Erhard Grundl zur Anerkennung der NS-Opfergruppen der damals sogenannten „Asozialen“ und „Berufsverbrecher“

Zur Diskussion um die Anerkennung der NS-Opfergruppen der damals sogenannten „Asozialen“ und „Berufsverbrecher“ erklärt Erhard Grundl, Sprecher für Kulturpolitik:

„Zwei Jahre nach dem Start der parlamentarischen Initiative der Grünen greifen nun die Koalitionsfraktionen unsere Forderung nach Anerkennung der NS-Opfergruppen der sogenannten "Asoziale" und "Berufsverbrecher" auf.

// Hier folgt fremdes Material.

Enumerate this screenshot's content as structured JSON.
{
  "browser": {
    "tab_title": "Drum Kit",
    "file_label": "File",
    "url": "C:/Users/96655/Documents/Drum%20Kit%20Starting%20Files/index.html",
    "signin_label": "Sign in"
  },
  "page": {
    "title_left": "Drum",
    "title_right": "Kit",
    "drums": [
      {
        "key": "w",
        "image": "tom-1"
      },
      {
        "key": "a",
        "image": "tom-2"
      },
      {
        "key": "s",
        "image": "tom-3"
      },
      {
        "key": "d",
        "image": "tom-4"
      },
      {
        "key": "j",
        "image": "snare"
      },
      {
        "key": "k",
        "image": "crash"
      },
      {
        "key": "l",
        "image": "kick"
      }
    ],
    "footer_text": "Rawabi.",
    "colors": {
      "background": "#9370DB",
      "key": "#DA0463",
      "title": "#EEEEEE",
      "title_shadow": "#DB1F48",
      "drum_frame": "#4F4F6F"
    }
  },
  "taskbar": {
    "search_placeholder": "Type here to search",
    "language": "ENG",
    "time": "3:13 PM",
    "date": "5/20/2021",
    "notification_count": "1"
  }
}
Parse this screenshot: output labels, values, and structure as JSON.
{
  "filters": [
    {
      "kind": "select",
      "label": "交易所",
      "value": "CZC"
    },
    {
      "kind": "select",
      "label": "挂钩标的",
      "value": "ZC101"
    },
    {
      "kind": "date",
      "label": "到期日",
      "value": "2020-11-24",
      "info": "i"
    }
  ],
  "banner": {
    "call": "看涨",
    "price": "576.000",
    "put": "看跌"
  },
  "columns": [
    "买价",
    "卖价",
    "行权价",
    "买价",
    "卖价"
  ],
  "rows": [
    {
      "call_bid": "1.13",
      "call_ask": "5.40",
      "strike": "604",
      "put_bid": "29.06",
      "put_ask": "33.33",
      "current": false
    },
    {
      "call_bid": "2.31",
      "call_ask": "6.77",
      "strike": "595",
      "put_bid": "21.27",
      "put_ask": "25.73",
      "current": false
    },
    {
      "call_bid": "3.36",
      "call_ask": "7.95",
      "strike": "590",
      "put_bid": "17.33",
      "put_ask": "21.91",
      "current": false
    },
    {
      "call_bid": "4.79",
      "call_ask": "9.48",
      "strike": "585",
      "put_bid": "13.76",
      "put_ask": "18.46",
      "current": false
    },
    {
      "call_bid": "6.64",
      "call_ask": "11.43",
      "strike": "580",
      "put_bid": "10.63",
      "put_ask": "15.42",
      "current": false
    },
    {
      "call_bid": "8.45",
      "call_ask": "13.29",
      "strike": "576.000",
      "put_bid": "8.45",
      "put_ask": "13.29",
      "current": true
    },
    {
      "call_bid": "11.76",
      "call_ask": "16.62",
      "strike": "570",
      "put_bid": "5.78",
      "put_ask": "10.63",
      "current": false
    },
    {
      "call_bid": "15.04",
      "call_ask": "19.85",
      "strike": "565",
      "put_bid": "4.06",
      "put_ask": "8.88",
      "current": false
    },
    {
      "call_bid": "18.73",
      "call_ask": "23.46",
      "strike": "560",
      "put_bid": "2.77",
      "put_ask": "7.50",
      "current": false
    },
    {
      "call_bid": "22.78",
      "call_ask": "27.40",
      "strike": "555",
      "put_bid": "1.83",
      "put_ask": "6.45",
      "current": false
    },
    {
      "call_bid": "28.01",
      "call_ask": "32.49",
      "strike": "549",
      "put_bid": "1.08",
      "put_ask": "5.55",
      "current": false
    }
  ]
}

Es bleibt ein bedauerlicher Makel, dass die anderen Fraktionen nicht bereit waren, sich mit uns auf einen gemeinsamen interfraktionellen Antrag zu verständigen. Ein Antrag aller demokratischer Fraktionen wäre ein starkes Zeichen an die Opfer, ihre Hinterbliebenen und dafür gewesen, dass wir die Verantwortung, die aus der deutschen Geschichte erwächst, gemeinsam tragen."

Hintergrund: Die Befassung des Bundestags mit diesem Thema geht auf unseren Antrag zurück, den Sie hier finden: http://dipbt.bundestag.de/dip21/btd/19/077/1907736.pdf

Heute befasst sich der Bundestag in 1. Lesung (ohne Debatte) mit weiteren Anträgen anderer Fraktionen zum selben Thema. Die öffentliche Anhörung im Ausschuss für Kultur und Medien ist aktuell für den 6. November geplant.